There are many potential strategies for increasing ICU capacity, Toner says. For instance, "normally, we would put a pneumonia patient in a medical ICU," he explains, but hospitals might have to commandeer any free beds in the ICUs of all sorts of specialized departments — such as neurology or pediatrics. Hospitals that don't have a lot of free space are looking to create ICUs in larger spaces like auditoriums.
But that last measure brings an additional challenge says Toner. "You could have more beds — that's easy. But people in an ICU need all sorts of specialized equipment. They need IV pumps, they need monitors of various kinds, and — most importantly for COVID-19 — most of them need mechanical ventilation."
"We also have to increase staffing," Toner warns. "We have to have reasonably trained people to operate the kind of equipment and care that these people need."
'The most precious resource'
Keeping health care workers safe amid the whirlwind of this pandemic is top of mind for Nahid Bhadelia, medical director of Boston University School of Medicine's special pathogens unit.
"Our health care workers are the most precious resource in this response," she says. If health workers can't protect themselves, more and more of them will start to fall sick. "So you're going through your cadres of health care workers until you get to the point where you cannot provide the kind of care you want to to the patients."
To avoid that situation it will be crucial to provide health workers with personal protective equipment such as masks, goggles and gowns.
At present, Bhadelia thinks her hospital has enough protective gear.

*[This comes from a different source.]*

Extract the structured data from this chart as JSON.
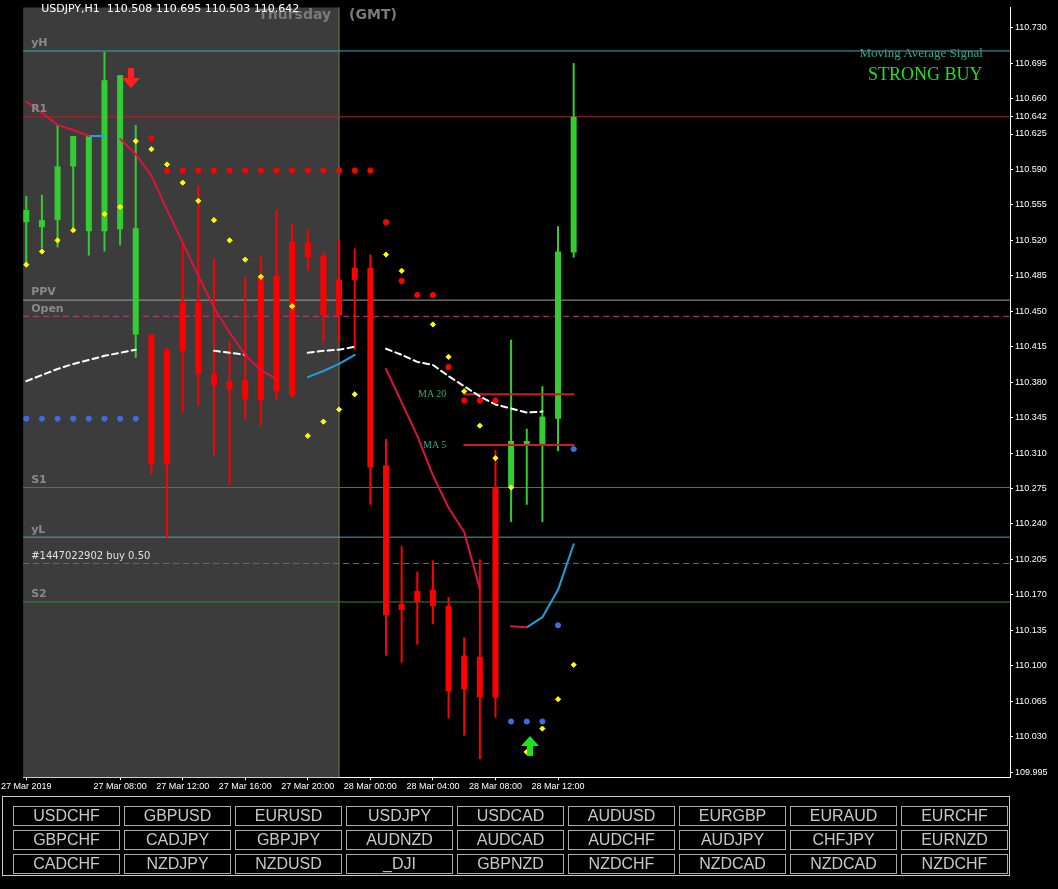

But she says, "if you ask me in six months I don't know what the scenario might look like. Nobody knows how many months this might go on for."
Toner at Johns Hopkins estimates that if U.S. hospitals are able to scale up their capacity using all the creative measures he and others advocate, they will just about meet the various needs required to care for all COVID-19 patients.
But that's on the macro level. Hospital capacities vary a lot from region to region, notes Toner, and the number of simultaneous cases may vary widely from place to place, too. So in practice, "in some communities they will be OK. In other communities they will be just making it. And then, in other places — they will be totally overwhelmed."
Even at a big, sophisticated, well-resourced place like Medstar Washington Hospital Center in D.C., those in charge feel they must prepare for the worst.
DeAtley — the emergency preparedness director — says his hospital has an ethics plan for how to ration care, and the heart-wrenching decisions that would entail: "Who gets a ventilator, versus who gets a bag valve mask, versus who doesn't get either one of the two."
Doctors are already making those choices in Italy, based on factors such as each patient's age and likelihood of survival.
"Clearly, we all hope that we don't see that extreme here in this country," says DeAtley. "But we have a plan if it came to that. Other hospitals I know have a plan as well."
As grim as that sounds, Toner says there's also some reason to be hopeful.
He and his collaborators didn't just analyze what happened in Wuhan. They also looked at the experience of hospitals in the Chinese city of Guangzhou — where authorities were much quicker to impose social distancing. They put many of the measures in place just a week after the virus started circulating. The result was that hospitals had to deal with far fewer patients.
To the extent that the U.S. follows Guangzhou's pattern of spread, "I mean it won't be a walk in the park for hospitals," says Toner. "But I think it would be manageable."
In other words, what people out in the community — all of us — do in the coming days and weeks to slow down the virus could yet change the picture for hospitals.
All the social distancing Americans are trying to do now — shutting down bars and restaurants, hunkering down at home — might seem like an overreaction at a time when the number of confirmed cases is still low. But those measures could be what makes it possible for hospitals to see us through this crisis and save many more lives.